Proposition de loi Pour une montagne vivante et souveraine

commission des affaires économiques

N°COM-13

26 juin 2026

(1ère lecture)

(n° 629 )


AMENDEMENT

présenté par

Mme BERTHET


ARTICLE ADDITIONNEL APRÈS ARTICLE 6

Après l’article 6

Insérer un article additionnel ainsi rédigé :

« Le 7° de l’article L. 100-4 du code de l’énergie est complété par les mots : « et prenant en compte les besoins et spécificités de la rénovation thermique et énergétique des bâtiments situés en zones de montagne au sens de l’article 3 de la loi n° 85-30 du 9 janvier 1985 et les opportunités offertes par les systèmes de chauffage utilisant une part d’énergie renouvelable, en matière de transition énergétique et de performance énergétique des bâtiments montagnards.
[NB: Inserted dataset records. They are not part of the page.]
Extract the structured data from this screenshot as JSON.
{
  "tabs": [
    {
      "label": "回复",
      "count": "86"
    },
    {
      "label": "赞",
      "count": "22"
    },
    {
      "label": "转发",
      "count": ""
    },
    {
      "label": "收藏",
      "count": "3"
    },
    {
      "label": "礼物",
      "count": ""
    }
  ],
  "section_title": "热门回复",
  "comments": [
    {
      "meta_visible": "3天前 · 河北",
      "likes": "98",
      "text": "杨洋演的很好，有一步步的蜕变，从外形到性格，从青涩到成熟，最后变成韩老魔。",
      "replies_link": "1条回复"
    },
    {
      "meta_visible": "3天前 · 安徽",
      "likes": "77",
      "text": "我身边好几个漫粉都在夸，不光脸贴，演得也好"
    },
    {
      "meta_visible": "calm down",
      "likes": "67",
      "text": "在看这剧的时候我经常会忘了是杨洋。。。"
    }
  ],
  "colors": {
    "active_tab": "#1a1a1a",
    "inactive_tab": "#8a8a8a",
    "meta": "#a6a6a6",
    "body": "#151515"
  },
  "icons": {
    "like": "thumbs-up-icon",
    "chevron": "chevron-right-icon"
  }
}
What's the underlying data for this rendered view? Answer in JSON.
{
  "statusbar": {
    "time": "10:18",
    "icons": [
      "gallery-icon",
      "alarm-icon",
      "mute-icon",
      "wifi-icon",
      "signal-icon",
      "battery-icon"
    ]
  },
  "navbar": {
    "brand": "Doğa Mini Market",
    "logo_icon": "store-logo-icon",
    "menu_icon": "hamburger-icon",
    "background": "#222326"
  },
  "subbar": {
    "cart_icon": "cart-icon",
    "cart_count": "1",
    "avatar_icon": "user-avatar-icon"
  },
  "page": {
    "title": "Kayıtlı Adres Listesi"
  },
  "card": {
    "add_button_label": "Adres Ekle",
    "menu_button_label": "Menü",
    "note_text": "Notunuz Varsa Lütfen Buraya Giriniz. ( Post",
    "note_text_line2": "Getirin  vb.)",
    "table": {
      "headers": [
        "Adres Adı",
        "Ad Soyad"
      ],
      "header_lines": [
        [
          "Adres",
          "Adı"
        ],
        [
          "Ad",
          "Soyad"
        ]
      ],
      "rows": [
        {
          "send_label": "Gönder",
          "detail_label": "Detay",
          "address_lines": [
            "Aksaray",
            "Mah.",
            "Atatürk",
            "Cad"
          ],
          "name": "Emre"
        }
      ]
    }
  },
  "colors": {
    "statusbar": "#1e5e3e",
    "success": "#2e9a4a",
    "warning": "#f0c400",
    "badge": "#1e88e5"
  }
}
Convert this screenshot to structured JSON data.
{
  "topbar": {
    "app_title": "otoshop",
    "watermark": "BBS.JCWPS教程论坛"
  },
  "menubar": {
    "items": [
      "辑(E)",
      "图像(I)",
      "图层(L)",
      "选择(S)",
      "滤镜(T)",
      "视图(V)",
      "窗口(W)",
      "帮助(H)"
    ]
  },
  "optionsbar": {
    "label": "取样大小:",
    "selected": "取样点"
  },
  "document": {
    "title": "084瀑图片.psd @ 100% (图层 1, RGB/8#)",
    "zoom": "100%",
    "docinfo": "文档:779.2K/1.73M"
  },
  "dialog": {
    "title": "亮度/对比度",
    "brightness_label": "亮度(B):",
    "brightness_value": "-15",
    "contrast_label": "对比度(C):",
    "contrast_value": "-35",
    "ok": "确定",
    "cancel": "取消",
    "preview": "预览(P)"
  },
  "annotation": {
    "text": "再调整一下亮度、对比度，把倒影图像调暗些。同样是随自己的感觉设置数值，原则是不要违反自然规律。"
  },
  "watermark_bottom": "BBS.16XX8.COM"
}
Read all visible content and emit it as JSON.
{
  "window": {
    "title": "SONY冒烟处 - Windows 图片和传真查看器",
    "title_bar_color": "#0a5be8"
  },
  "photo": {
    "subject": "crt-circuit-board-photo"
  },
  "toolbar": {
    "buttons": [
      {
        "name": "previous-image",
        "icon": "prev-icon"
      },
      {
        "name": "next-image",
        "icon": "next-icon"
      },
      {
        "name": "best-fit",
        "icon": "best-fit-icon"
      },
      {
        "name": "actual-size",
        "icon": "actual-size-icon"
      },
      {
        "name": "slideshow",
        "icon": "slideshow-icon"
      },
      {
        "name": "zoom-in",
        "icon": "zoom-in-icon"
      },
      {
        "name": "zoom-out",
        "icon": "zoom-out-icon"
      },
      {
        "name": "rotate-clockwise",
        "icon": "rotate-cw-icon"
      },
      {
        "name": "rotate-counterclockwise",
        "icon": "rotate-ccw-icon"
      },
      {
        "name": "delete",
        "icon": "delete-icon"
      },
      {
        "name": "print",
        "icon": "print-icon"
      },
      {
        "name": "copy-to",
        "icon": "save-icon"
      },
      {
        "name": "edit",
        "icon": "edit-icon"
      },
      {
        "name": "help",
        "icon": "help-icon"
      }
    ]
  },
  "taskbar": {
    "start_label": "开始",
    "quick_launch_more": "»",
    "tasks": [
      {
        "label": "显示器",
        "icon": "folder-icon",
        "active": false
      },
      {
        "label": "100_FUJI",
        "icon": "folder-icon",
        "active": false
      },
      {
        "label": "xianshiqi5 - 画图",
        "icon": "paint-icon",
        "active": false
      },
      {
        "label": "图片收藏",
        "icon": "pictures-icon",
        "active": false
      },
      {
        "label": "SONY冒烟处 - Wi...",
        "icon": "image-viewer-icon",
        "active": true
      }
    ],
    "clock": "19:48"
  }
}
Un décret pris en conseil des ministres précise les caractéristiques et spécificités de ces bâtiments. »

Objet

En précisant que la politique énergétique nationale doit tenir compte des besoins et spécificités des bâtiments des zones de montagne et des opportunités offertes par les systèmes de chauffage utilisant une part d’énergie renouvelable au sens de la directive relative à la performance énergétique des bâtiments et des lignes directrices C/2024/6206, cet amendement vise à rendre plus équitables les objectifs de performance énergétique en reconnaissant la diversité des situations territoriales.

Un décret viendra préciser les caractéristiques et spécificités de ces bâtiments.

La directive (UE) 2024/1275 relative à la performance énergétique des bâtiments fixe des objectifs ambitieux de réduction de la consommation énergétique et des émissions de gaz à effet de serre du parc immobilier, dans la perspective d’un parc bâti décarboné à l’horizon 2050.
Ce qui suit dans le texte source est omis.